I know for my Dad in the beginning, it was hard for him to be around other drinkers. Most people that we knew who were 'drinking' buddies or family even that encouraged drinking were no longer part of our lives. He was lucky in that my Mum didn't drink so it was not in our house much. He took up coffee drinking like a mad man... also he took up running/jogging. And he smoked cigarettes like a chimney. For him, his AA meetings became a new (healthier) addiction.
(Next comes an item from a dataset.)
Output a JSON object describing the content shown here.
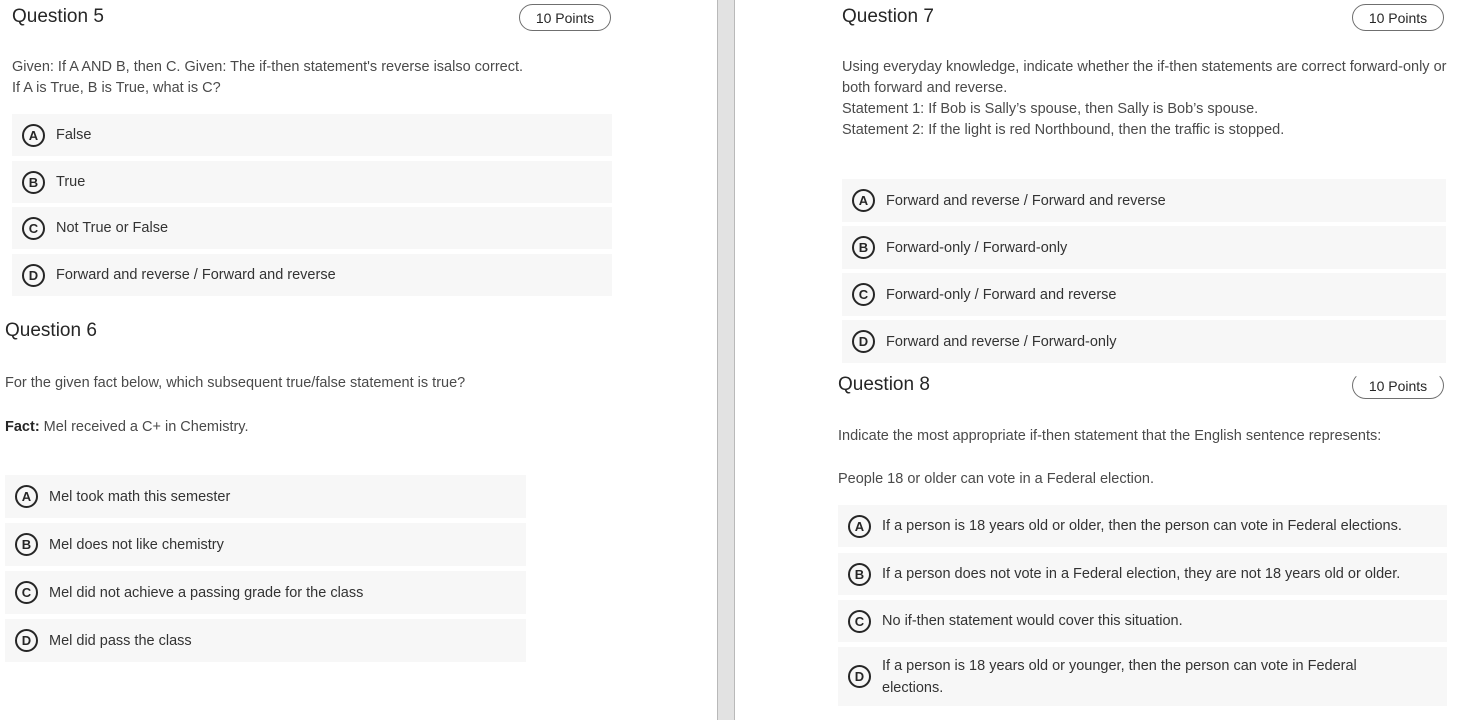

Only you know your situation, but have you asked him if seeing you having a good time with a few beers maybe made him a little jealous???? Or upset.. or despondent.. I could be wrong of course.... NOt saying you have done anything wrong as I do not know either of you... Just a thought
I know for my partner as well, I used to think his boredom was with me but I realised he was happy drinking, etc.. and it was like the party had ended .. may be a little different scenario but I recognised it was the comedown after the good times, etc.. reading this reminded me how much part of the reason i needed to fix him was because i got sucked into the thinking somehow that the boredom was because of me so naturally i had to be the one to help it, etc.. hang in there & hope the hip recovers soon ..
Hi You raised a good question. Perhaps there is an element of I iwsh I could have a few beers like my wife. Sometimes I get confused about that issue. The first time my husband stopped drinking, I would never drink in front of him, Still never have beer in the house, and when people came over I only served soda and coffee. When he started sneaking and lying after I while I thought if I go out maybe, I will have a few. I go back and forth what to do. Thanks for the feedback.